The proposals for a corporate franchise as expressed in the Bill are based on electoral systems introduced recently in Melbourne and Sydney, so they are precedented elsewhere. The Bill's provisions serve to double the number of voters involved in elections in the corporation from about 19,800 to about 40,000.

In general terms, the Bill provides for a report to be brought to the House after four years for further consideration of the progress that has been made under the current provisions and, I dare say, for consideration of other changes.

The amendments would make major changes to the Bill's core provisions. They would alter the basis on which voting entitlement would arise and restrict the ability of companies to appoint voters in a manner that is appropriate to their own way of working. The City corporation considered a franchise based on the work force in its initial consultation but concluded that that was not a reasonable basis on which to proceed because of the impracticalities of such a system.

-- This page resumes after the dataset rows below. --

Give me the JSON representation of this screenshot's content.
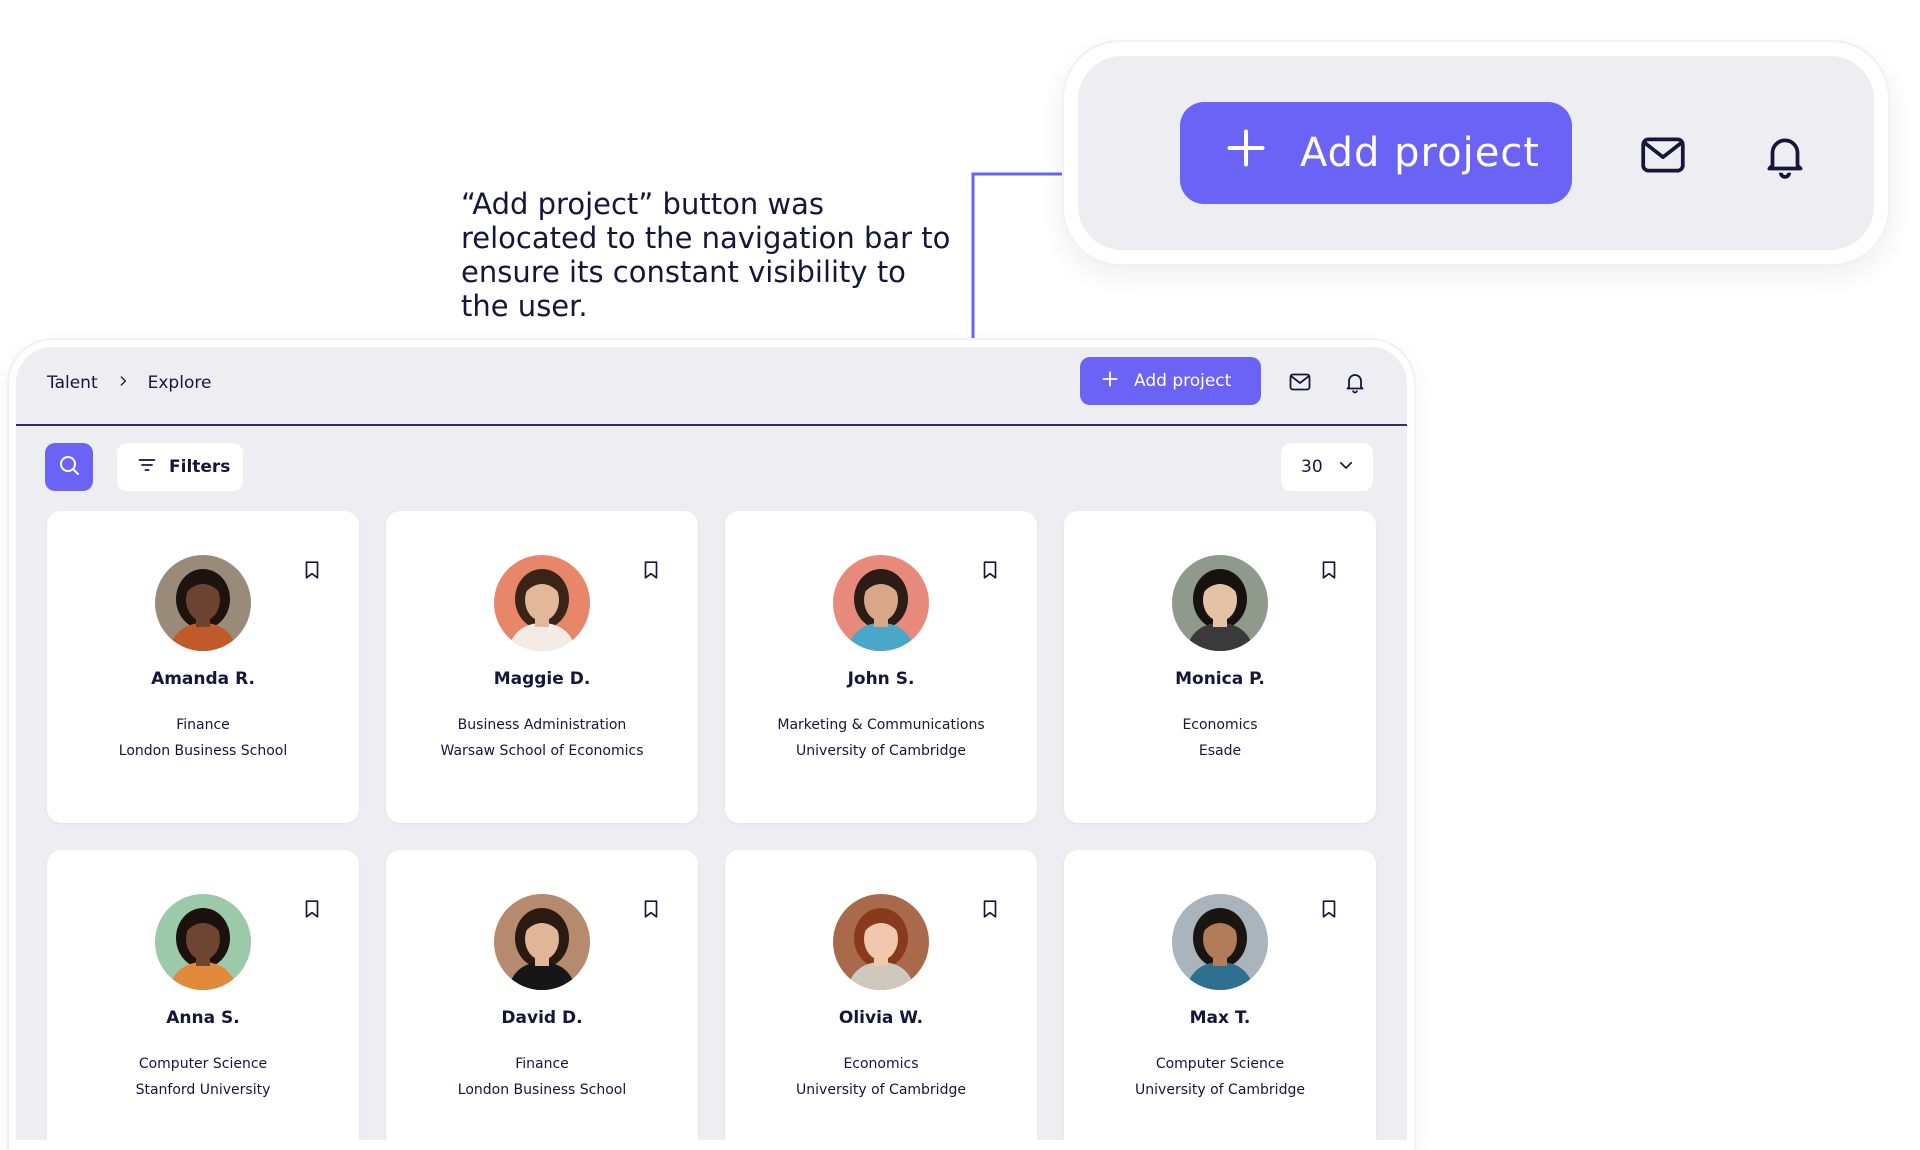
{
  "callout": {
    "add_label": "Add project",
    "annotation_text": "“Add project” button was relocated to the navigation bar to ensure its constant visibility to the user."
  },
  "nav": {
    "breadcrumb": [
      "Talent",
      "Explore"
    ],
    "add_label": "Add project"
  },
  "toolbar": {
    "filters_label": "Filters",
    "per_page": "30"
  },
  "colors": {
    "accent": "#6a63f5",
    "background": "#eeeef2",
    "text": "#14163a"
  },
  "profiles": [
    {
      "name": "Amanda R.",
      "field": "Finance",
      "school": "London Business School",
      "skin": "#6b4330",
      "hair": "#1e130e",
      "bg": "#9a8a7a",
      "shirt": "#c05a2a"
    },
    {
      "name": "Maggie D.",
      "field": "Business Administration",
      "school": "Warsaw School of Economics",
      "skin": "#e2b79a",
      "hair": "#3a2418",
      "bg": "#e8866a",
      "shirt": "#f2ece4"
    },
    {
      "name": "John S.",
      "field": "Marketing & Communications",
      "school": "University of Cambridge",
      "skin": "#d7a787",
      "hair": "#2b1d16",
      "bg": "#e78a7c",
      "shirt": "#4aa7c8"
    },
    {
      "name": "Monica P.",
      "field": "Economics",
      "school": "Esade",
      "skin": "#e4c2a6",
      "hair": "#17120f",
      "bg": "#8f9a8c",
      "shirt": "#3a3a3a"
    },
    {
      "name": "Anna S.",
      "field": "Computer Science",
      "school": "Stanford University",
      "skin": "#6e4530",
      "hair": "#1b120d",
      "bg": "#9cc9a9",
      "shirt": "#e08a3a"
    },
    {
      "name": "David D.",
      "field": "Finance",
      "school": "London Business School",
      "skin": "#e1b698",
      "hair": "#2a1a12",
      "bg": "#b58a6e",
      "shirt": "#161616"
    },
    {
      "name": "Olivia W.",
      "field": "Economics",
      "school": "University of Cambridge",
      "skin": "#f0c8ad",
      "hair": "#8a3a1c",
      "bg": "#a86a4a",
      "shirt": "#cfc8bf"
    },
    {
      "name": "Max T.",
      "field": "Computer Science",
      "school": "University of Cambridge",
      "skin": "#b07c5a",
      "hair": "#1b1512",
      "bg": "#a9b4bd",
      "shirt": "#2f6f8f"
    }
  ]
}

Mr. John Cryer: My hon. Friend might know that in Havering, the borough that covers my constituency, there are thousands of City workers. A few of these workers are higher paid but many of them are low and medium earners. Is there not a justifiable case for arguing that they should be entitled to some say in how the corporation is run, rather than, for example, bankers sitting in a boardroom in Tokyo or Frankfurt?

Mr. Hill: I am grateful to my hon. Friend for that thought. However, it is not for me to get sucked into the detail of the proposals that are before us. Many different and fascinating proposals have been discussed this evening during an important and interesting debate, one of the main lessons of which has been my discovery of the pronunciation of "hereditament". My hon. Friend makes an interesting observation but not one on which I wish to be drawn.

For all the reasons that I have enunciated, the Government cannot support the amendments. We had a substantial debate on many of the matters raised by them when we began consideration of the Bill on Report in July 1999. Those earlier amendments were rejected and I hope that the House will not support them this time around.